Having one, I always thought that "the PhD" should be pronounced as pretentiously as possible ("Philosophiae Doctor") to make fun of the concept of spending 4-6+ years putsuing potentially esoteric research projects. Having a master gives one a way cooler title that people cannot grasp: "Scientiae Magister/Artium Magister" or "Magister Scientiae/Magister Artium". This is the pinnacle of snoot, and just means "teacher", which is totally cool to go around expounding baselessly on stuff.
But here's the kicka$$ down-low: you also get more and more nifty hats and robes as you accrue degrees and honor society elections, and EVEN RINGS that show you level of education, allowing you to run around and between cars, pretend to be an OG wizard fighting evil in rush hour traffic if you get some flash paper, some magnesium, and a long stick.
I mean, since this isn't the 1900s-1980s, PhDs today strike me as unimpressive and I've seen a palate of folks go for them over 20 years, including me (undergrad, U Chicago, 1998-2002, got some BAMF in Chemistry award; Research Technician, 2002-3, got jumped by reality; The Scripps Research Institute, 2003-2006, M.Sc., non-terminal masters as I went toe to toe with lousy people, lost, and was terminal; Pharma, 2007-2009, the recession; 2010-2011, USC, more Technician stuff for less money; USC, PhD in Pharmacology, 2011-2017, 2017-18, Admiral Beneath Middle C, the Kitchen, the Couch, the Bed, and Dominion over pets).
Here's the kicker: so what? A PhD won't do the same thing as it did 20-30 years ago, and it really has to do with the individual to do something profound and respect. I'm dumb as a post, yet I got one. Rosalind Franklin was a superstar and she had one, and then died for her science. I had hamburger today. Caveat Emptor.

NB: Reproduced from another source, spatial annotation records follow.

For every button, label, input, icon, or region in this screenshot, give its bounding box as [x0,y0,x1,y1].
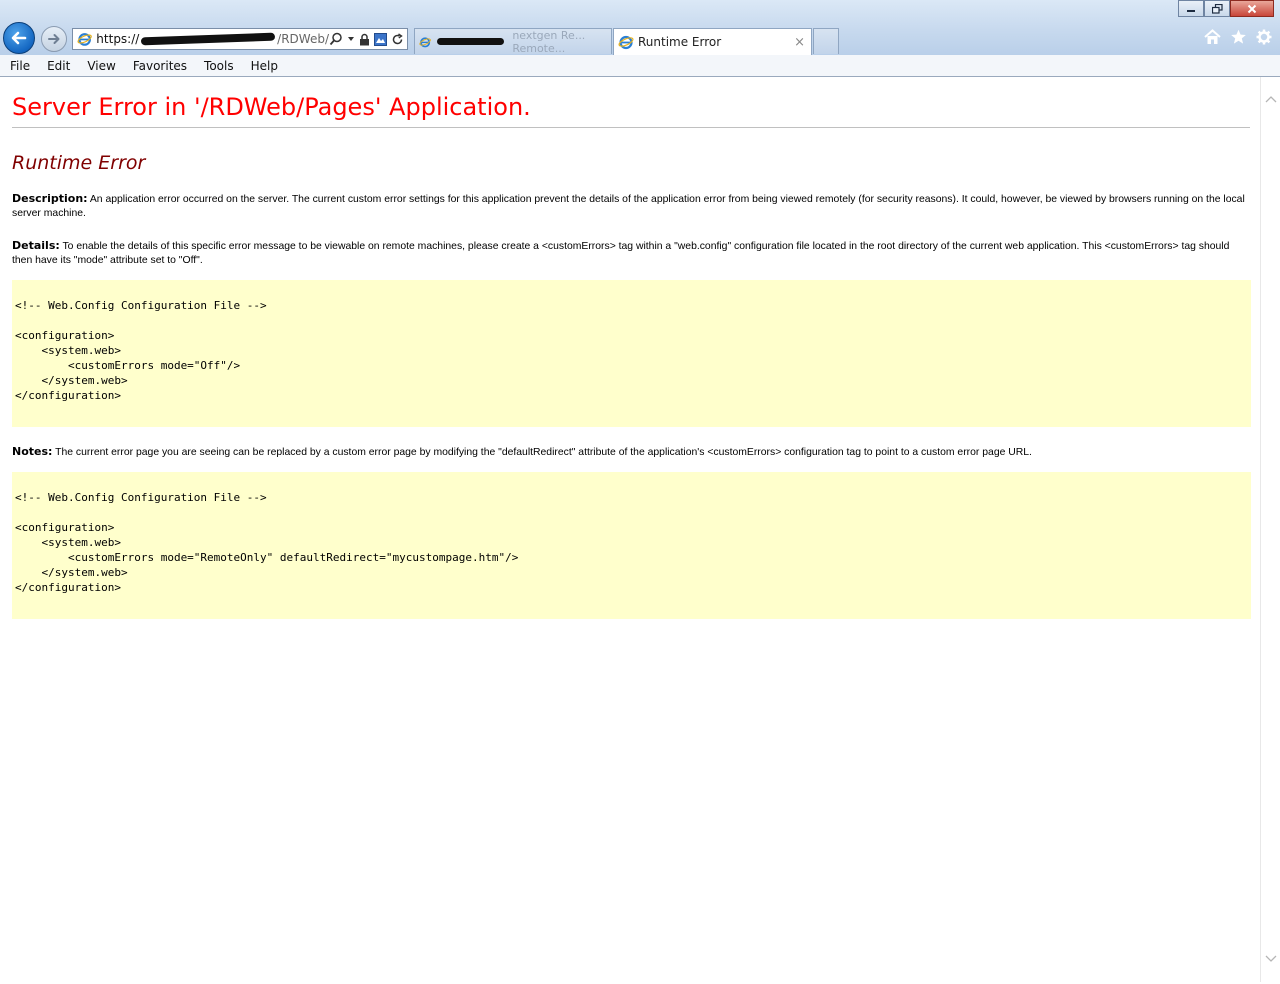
tab-label: Runtime Error [638,35,722,49]
home-icon[interactable] [1204,29,1221,45]
window-controls [1178,0,1274,17]
scroll-down-arrow-icon[interactable] [1265,955,1277,963]
scroll-up-arrow-icon[interactable] [1265,95,1277,103]
tab-close-icon[interactable]: × [794,35,805,50]
vertical-scrollbar[interactable] [1260,77,1280,982]
details-label: Details: [12,239,60,252]
menu-edit[interactable]: Edit [37,59,77,73]
minimize-icon [1187,9,1195,12]
star-icon[interactable] [1230,29,1247,45]
config-code-block-remoteonly: <!-- Web.Config Configuration File --> <… [12,472,1251,619]
menu-bar: File Edit View Favorites Tools Help [0,55,1280,77]
forward-arrow-icon [48,34,60,44]
minimize-button[interactable] [1178,0,1204,17]
ie-logo-icon [618,35,634,50]
notes-paragraph: Notes: The current error page you are se… [12,445,1248,460]
menu-tools[interactable]: Tools [194,59,241,73]
back-button[interactable] [3,22,35,54]
url-scheme: https:// [96,32,140,46]
tab-background[interactable]: nextgen Re... Remote... [414,28,612,55]
description-paragraph: Description: An application error occurr… [12,192,1248,221]
notes-text: The current error page you are seeing ca… [52,447,1032,458]
menu-help[interactable]: Help [241,59,285,73]
compatibility-view-icon[interactable] [374,32,387,46]
details-text: To enable the details of this specific e… [12,241,1230,266]
refresh-icon[interactable] [391,32,404,46]
back-arrow-icon [11,31,27,45]
menu-favorites[interactable]: Favorites [123,59,194,73]
new-tab-button[interactable] [813,28,839,54]
page-viewport: Server Error in '/RDWeb/Pages' Applicati… [0,77,1260,982]
menu-view[interactable]: View [77,59,122,73]
ie-logo-icon [77,33,92,46]
lock-icon[interactable] [359,33,370,46]
browser-tool-icons [1204,29,1272,45]
config-code-block-off: <!-- Web.Config Configuration File --> <… [12,280,1251,427]
address-bar[interactable]: https:// /RDWeb/ [72,28,408,50]
restore-icon [1211,3,1223,14]
error-subtitle: Runtime Error [12,152,146,174]
search-icon[interactable] [329,32,343,46]
page-title: Server Error in '/RDWeb/Pages' Applicati… [12,93,1250,128]
description-label: Description: [12,192,88,205]
ie-logo-icon [419,36,431,47]
gear-icon[interactable] [1256,29,1272,45]
close-icon [1247,4,1257,13]
url-path: /RDWeb/ [277,32,329,46]
restore-button[interactable] [1204,0,1230,17]
description-text: An application error occurred on the ser… [12,194,1245,219]
tab-redacted-title [437,38,505,45]
menu-file[interactable]: File [0,59,37,73]
close-window-button[interactable] [1230,0,1274,17]
error-page: Server Error in '/RDWeb/Pages' Applicati… [0,77,1260,619]
details-paragraph: Details: To enable the details of this s… [12,239,1248,268]
forward-button[interactable] [41,26,67,52]
tab-runtime-error[interactable]: Runtime Error × [613,28,812,55]
url-redacted-host [141,32,276,46]
dropdown-icon[interactable] [347,35,355,43]
browser-titlebar: https:// /RDWeb/ nextgen Re... Remote...… [0,0,1280,55]
tab-faded-title: nextgen Re... Remote... [512,28,586,55]
notes-label: Notes: [12,445,53,458]
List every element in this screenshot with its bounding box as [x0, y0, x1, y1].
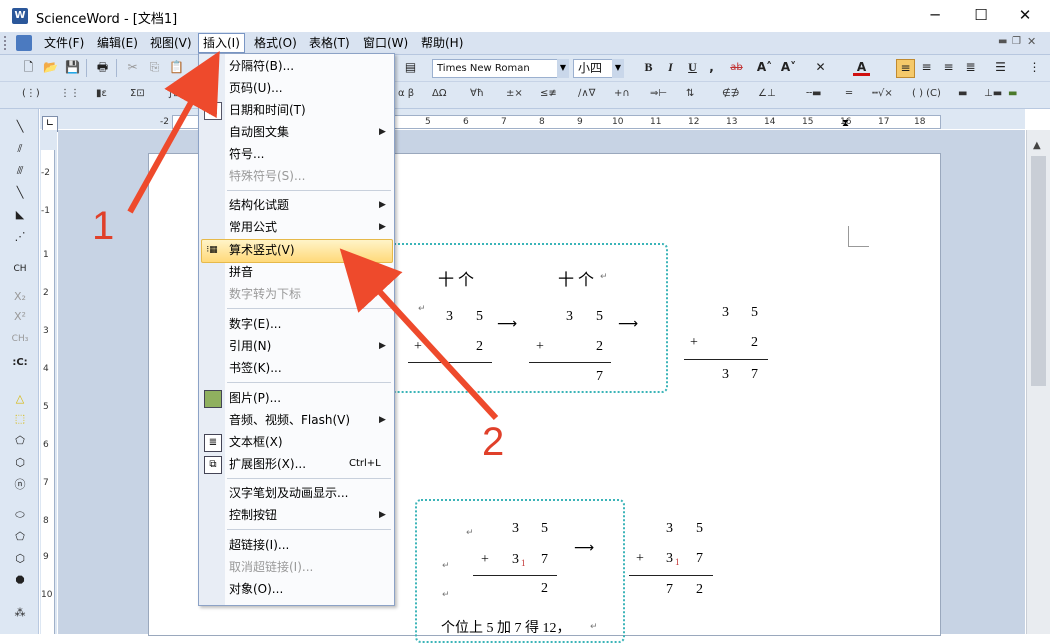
annotation-arrows: [127, 51, 499, 421]
annotation-label-1: 1: [92, 204, 115, 248]
annotation-label-2: 2: [482, 420, 505, 464]
annotation-arrow-1: [127, 51, 220, 214]
annotation-arrow-2: [339, 248, 499, 421]
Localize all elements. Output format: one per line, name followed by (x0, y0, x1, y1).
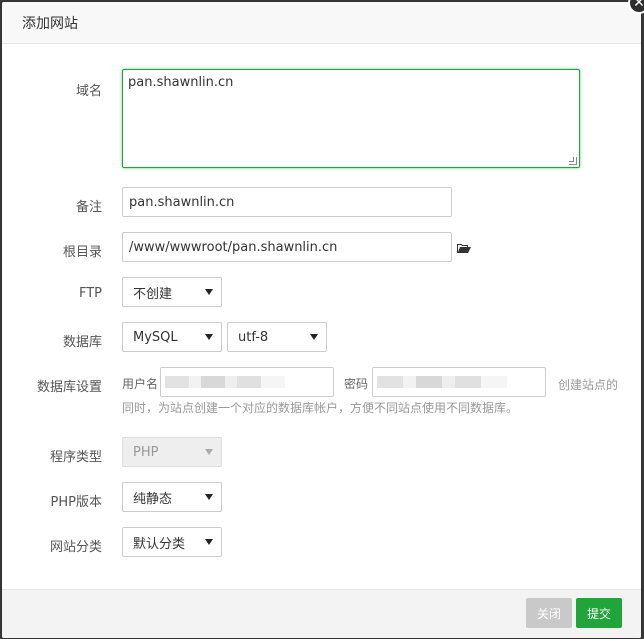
note-value: pan.shawnlin.cn (129, 194, 235, 210)
caret-down-icon (205, 289, 213, 295)
db-settings-label: 数据库设置 (36, 380, 102, 395)
database-charset-value: utf-8 (238, 329, 269, 345)
root-dir-value: /www/wwwroot/pan.shawnlin.cn (129, 239, 338, 255)
dialog-title: 添加网站 (22, 15, 78, 32)
root-dir-input[interactable]: /www/wwwroot/pan.shawnlin.cn (122, 232, 452, 262)
database-charset-select[interactable]: utf-8 (227, 322, 327, 352)
root-dir-label: 根目录 (62, 245, 102, 260)
db-settings-hint-line1: 创建站点的 (558, 378, 619, 392)
caret-down-icon (205, 539, 213, 545)
caret-down-icon (205, 449, 213, 455)
program-type-label: 程序类型 (49, 450, 102, 465)
php-version-value: 纯静态 (133, 491, 173, 507)
note-label: 备注 (75, 200, 102, 215)
db-username-input[interactable] (160, 367, 334, 397)
caret-down-icon (205, 494, 213, 500)
resize-grip-icon[interactable] (569, 157, 577, 165)
add-site-dialog: 添加网站 域名 pan.shawnlin.cn 备注 pan.shawnlin.… (2, 2, 641, 638)
caret-down-icon (310, 334, 318, 340)
submit-button[interactable]: 提交 (576, 598, 622, 628)
site-category-select[interactable]: 默认分类 (122, 527, 222, 557)
program-type-select: PHP (122, 437, 222, 467)
note-input[interactable]: pan.shawnlin.cn (122, 187, 452, 217)
db-password-label: 密码 (344, 377, 369, 391)
redacted-username (165, 376, 285, 388)
db-username-label: 用户名 (122, 377, 159, 391)
site-category-label: 网站分类 (49, 540, 102, 555)
db-settings-hint-line2: 同时，为站点创建一个对应的数据库帐户，方便不同站点使用不同数据库。 (122, 401, 519, 415)
dialog-header: 添加网站 (2, 2, 641, 44)
php-version-select[interactable]: 纯静态 (122, 482, 222, 512)
ftp-value: 不创建 (133, 286, 173, 302)
caret-down-icon (205, 334, 213, 340)
folder-open-icon[interactable] (457, 243, 471, 254)
close-button[interactable]: 关闭 (526, 598, 572, 628)
program-type-value: PHP (133, 444, 159, 460)
domain-label: 域名 (75, 84, 102, 99)
domain-value: pan.shawnlin.cn (128, 75, 234, 90)
database-type-select[interactable]: MySQL (122, 322, 222, 352)
database-label: 数据库 (62, 335, 102, 350)
site-category-value: 默认分类 (133, 536, 186, 552)
domain-textarea[interactable]: pan.shawnlin.cn (122, 69, 580, 168)
ftp-select[interactable]: 不创建 (122, 277, 222, 307)
php-version-label: PHP版本 (50, 495, 102, 510)
redacted-password (377, 376, 507, 388)
db-password-input[interactable] (372, 367, 546, 397)
ftp-label: FTP (78, 286, 102, 301)
database-type-value: MySQL (133, 329, 178, 345)
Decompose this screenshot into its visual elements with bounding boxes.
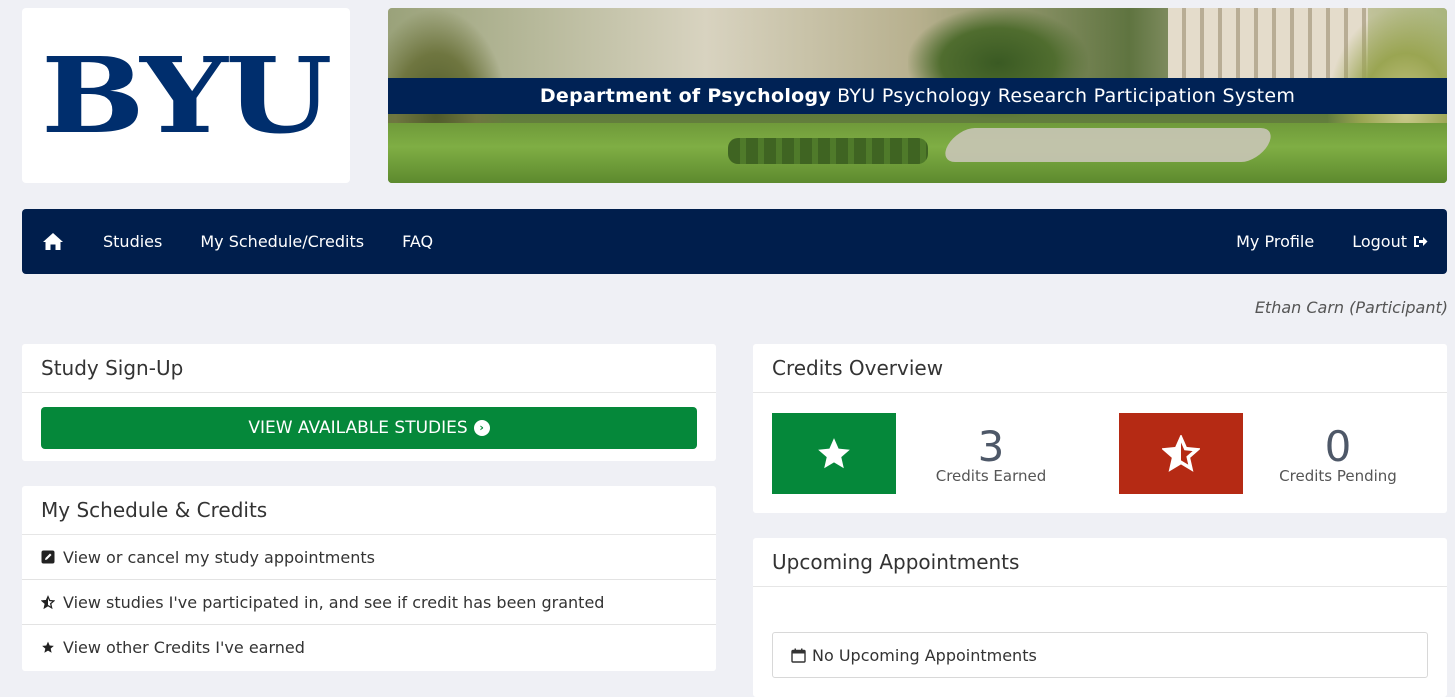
study-signup-title: Study Sign-Up (22, 344, 716, 393)
system-name: BYU Psychology Research Participation Sy… (837, 85, 1296, 107)
logo-text: BYU (41, 33, 332, 157)
calendar-icon (791, 648, 806, 663)
star-icon (41, 640, 55, 655)
logout-label: Logout (1352, 232, 1407, 251)
other-credits-link: View other Credits I've earned (63, 638, 305, 657)
star-half-icon (1162, 434, 1200, 472)
upcoming-appointments-title: Upcoming Appointments (753, 538, 1447, 587)
header-banner: Department of Psychology BYU Psychology … (388, 8, 1447, 183)
view-studies-label: VIEW AVAILABLE STUDIES (248, 418, 468, 438)
list-item-other-credits[interactable]: View other Credits I've earned (22, 625, 716, 670)
nav-my-schedule-credits[interactable]: My Schedule/Credits (181, 209, 383, 274)
view-available-studies-button[interactable]: VIEW AVAILABLE STUDIES › (41, 407, 697, 449)
schedule-credits-title: My Schedule & Credits (22, 486, 716, 535)
nav-faq[interactable]: FAQ (383, 209, 452, 274)
no-appointments-notice: No Upcoming Appointments (772, 632, 1428, 678)
home-button[interactable] (22, 209, 84, 274)
list-item-participated[interactable]: View studies I've participated in, and s… (22, 580, 716, 625)
credits-pending-value: 0 (1324, 422, 1352, 471)
participated-link: View studies I've participated in, and s… (63, 592, 605, 612)
credits-overview-title: Credits Overview (753, 344, 1447, 393)
department-name: Department of Psychology (539, 85, 832, 107)
study-signup-card: Study Sign-Up VIEW AVAILABLE STUDIES › (22, 344, 716, 461)
chevron-circle-right-icon: › (473, 420, 490, 436)
sign-out-icon (1414, 236, 1428, 247)
credits-earned-label: Credits Earned (935, 467, 1047, 485)
no-appointments-text: No Upcoming Appointments (812, 645, 1037, 665)
star-icon (818, 437, 850, 468)
schedule-credits-card: My Schedule & Credits View or cancel my … (22, 486, 716, 671)
banner-title: Department of Psychology BYU Psychology … (388, 78, 1447, 114)
nav-studies[interactable]: Studies (84, 209, 181, 274)
credits-pending-label: Credits Pending (1279, 467, 1397, 485)
list-item-appointments[interactable]: View or cancel my study appointments (22, 535, 716, 580)
nav-logout[interactable]: Logout (1333, 209, 1447, 274)
home-icon (43, 233, 63, 250)
appointments-link: View or cancel my study appointments (63, 547, 375, 567)
credits-earned-tile (772, 413, 896, 494)
upcoming-appointments-card: Upcoming Appointments No Upcoming Appoin… (753, 538, 1447, 697)
credits-pending-tile (1119, 413, 1243, 494)
byu-logo[interactable]: BYU (22, 8, 350, 183)
main-navbar: Studies My Schedule/Credits FAQ My Profi… (22, 209, 1447, 274)
current-user: Ethan Carn (Participant) (1254, 298, 1448, 317)
credits-earned-value: 3 (977, 422, 1005, 471)
edit-icon (41, 550, 55, 564)
nav-my-profile[interactable]: My Profile (1217, 209, 1333, 274)
star-half-icon (41, 594, 55, 610)
credits-overview-card: Credits Overview 3 Credits Earned 0 Cred… (753, 344, 1447, 513)
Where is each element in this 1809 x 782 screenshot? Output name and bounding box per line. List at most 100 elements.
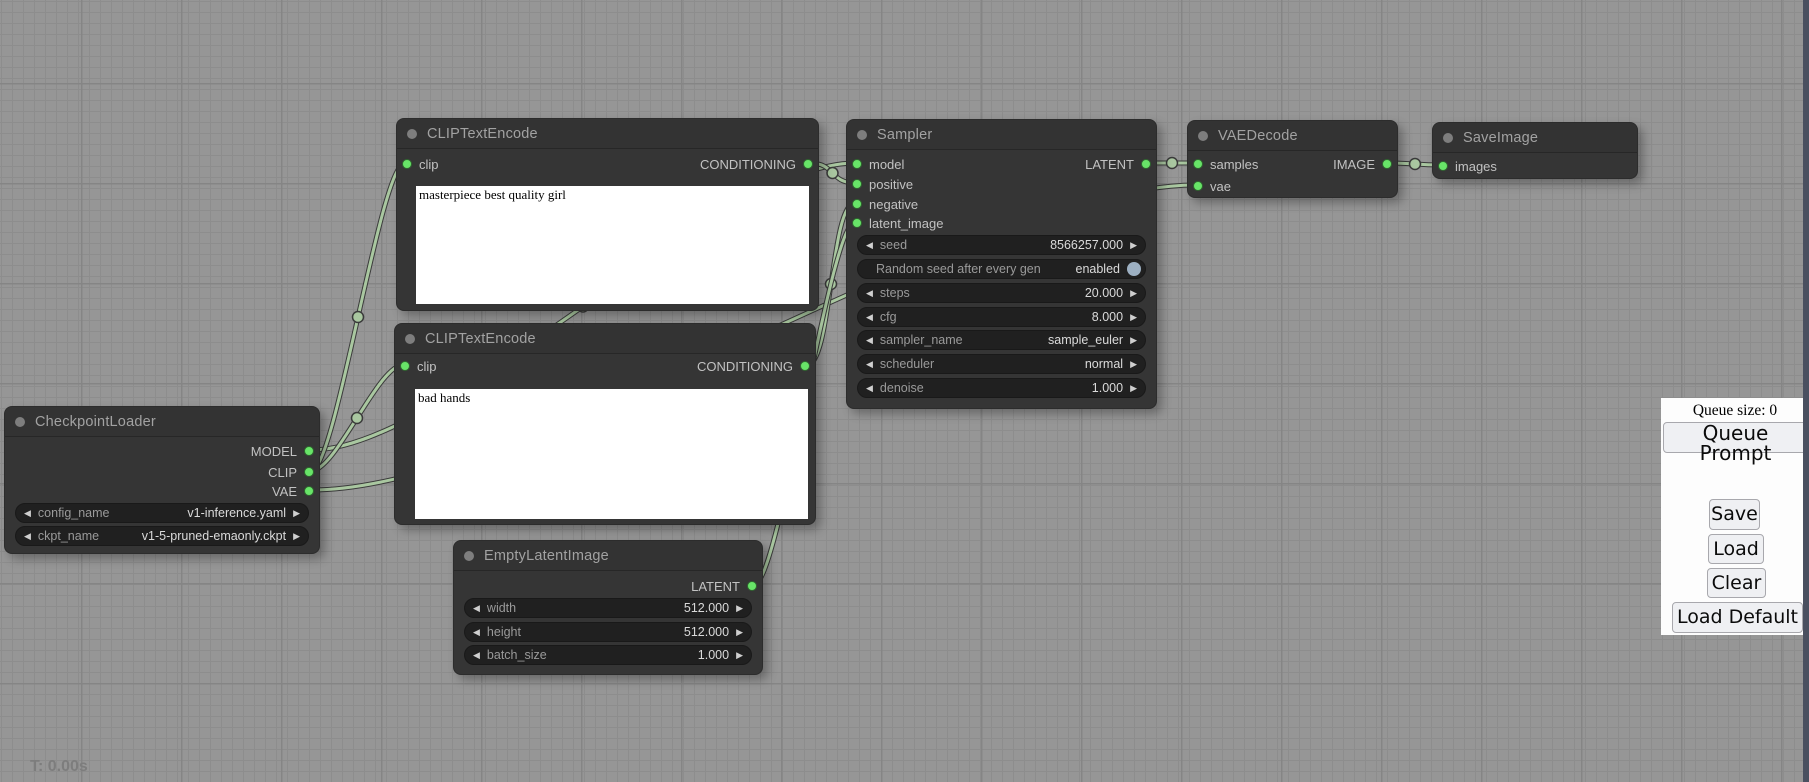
node-clip-text-encode-negative[interactable]: CLIPTextEncodeclip CONDITIONING xyxy=(394,323,816,525)
node-empty-latent-image[interactable]: EmptyLatentImage LATENT◀width512.000▶ ◀hei… xyxy=(453,540,763,675)
increment-arrow-icon[interactable]: ▶ xyxy=(293,532,300,541)
input-port-images[interactable]: images xyxy=(1438,156,1497,176)
widget-cfg[interactable]: ◀cfg8.000▶ xyxy=(857,307,1146,327)
decrement-arrow-icon[interactable]: ◀ xyxy=(24,532,31,541)
decrement-arrow-icon[interactable]: ◀ xyxy=(866,384,873,393)
node-title-bar[interactable]: EmptyLatentImage xyxy=(454,541,762,571)
decrement-arrow-icon[interactable]: ◀ xyxy=(24,509,31,518)
link-midpoint-dot[interactable] xyxy=(352,413,363,424)
widget-width[interactable]: ◀width512.000▶ xyxy=(464,598,752,618)
link-midpoint-dot[interactable] xyxy=(826,279,837,290)
input-port-samples[interactable]: samples xyxy=(1193,154,1258,174)
node-title-bar[interactable]: SaveImage xyxy=(1433,123,1637,153)
collapse-dot-icon[interactable] xyxy=(15,417,25,427)
output-port-clip[interactable]: CLIP xyxy=(268,462,314,482)
input-port-positive[interactable]: positive xyxy=(852,174,913,194)
output-port-vae[interactable]: VAE xyxy=(272,481,314,501)
decrement-arrow-icon[interactable]: ◀ xyxy=(866,336,873,345)
increment-arrow-icon[interactable]: ▶ xyxy=(1130,289,1137,298)
node-title-bar[interactable]: Sampler xyxy=(847,120,1156,150)
decrement-arrow-icon[interactable]: ◀ xyxy=(473,651,480,660)
port-dot-icon[interactable] xyxy=(402,159,412,169)
port-dot-icon[interactable] xyxy=(400,361,410,371)
widget-sampler_name[interactable]: ◀sampler_namesample_euler▶ xyxy=(857,330,1146,350)
port-dot-icon[interactable] xyxy=(852,159,862,169)
widget-scheduler[interactable]: ◀schedulernormal▶ xyxy=(857,354,1146,374)
prompt-textarea[interactable] xyxy=(415,389,808,519)
link-midpoint-dot[interactable] xyxy=(1167,158,1178,169)
link-midpoint-dot[interactable] xyxy=(1410,159,1421,170)
node-vae-decode[interactable]: VAEDecodesamplesvaeIMAGE xyxy=(1187,120,1398,198)
port-dot-icon[interactable] xyxy=(852,199,862,209)
node-sampler[interactable]: Samplermodelpositivenegativelatent_image… xyxy=(846,119,1157,409)
port-dot-icon[interactable] xyxy=(1193,181,1203,191)
increment-arrow-icon[interactable]: ▶ xyxy=(1130,360,1137,369)
clear-button[interactable]: Clear xyxy=(1707,568,1766,598)
input-port-negative[interactable]: negative xyxy=(852,194,918,214)
node-title-bar[interactable]: CLIPTextEncode xyxy=(397,119,818,149)
load-default-button[interactable]: Load Default xyxy=(1672,602,1803,633)
output-port-latent[interactable]: LATENT xyxy=(691,576,757,596)
collapse-dot-icon[interactable] xyxy=(464,551,474,561)
decrement-arrow-icon[interactable]: ◀ xyxy=(866,241,873,250)
collapse-dot-icon[interactable] xyxy=(1198,131,1208,141)
port-dot-icon[interactable] xyxy=(1382,159,1392,169)
increment-arrow-icon[interactable]: ▶ xyxy=(1130,384,1137,393)
input-port-clip[interactable]: clip xyxy=(402,154,439,174)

This is not directed at anyone or anyone's parents or anyone else, but true intellect pops up without wizarding wear. In fact, I have found PhD programs to be mostly political, today. Hence the three advisors at USC: #1 didn't get tenure, which is a signal to run and get a new gig, which I did, and he didn't like that I would not get keelhauled as he went beneath the waves and spoke ill of me as far as he could and took my name off of some papers; #2 was highstrung and an itty bitty peacock with a great bark, no bite, a big bank account, and personal connections in the academic hierarchy that supposed were reinforced financially (it sucked; I was 3 months from graduating on a second life, and I got dumped because of ego and me toeing the legalities he was crossing); #3 let me drink tequila in mt office and do chemistry to the entire Roth-era Van Halen catalogue in a t-shirt, so long as I brought results. I did. I am now a freaking wizard and an Admiral Beneath Middle C.
The issue here that I allude to is that both times in a graduate program, there was so much malarkey that would never fly in a small business or customer service, which is where I set the bar for efficiency. Being an assistant Professor and kissing your graduate student on the lips, in public, next to the Korean restaurant where I am sneaking out for lunch A MILE FROM SCHOOL, after having just become a father, and then coming over to basically say "AND YOUDS ANIMALS DIDN'T SEE NOTHING, YA HERE?!", is totally hack. And that's the environment in which PhDs today are trained and degrees conferred. So...check the vintage, y'all, and one of us wizardin' folk says something, vet it like it's a sick cat and take them to the mat. Heck, with all of the Federal and private funding in science and other venues going to make PhDs affordable (prior to recent events), YOU PAID FOR IT!
Git you some, because when certain PhDs became free to get, assuming you could hack it, we basically have a debt to society, frankly. Sooo...Gryffindor, much?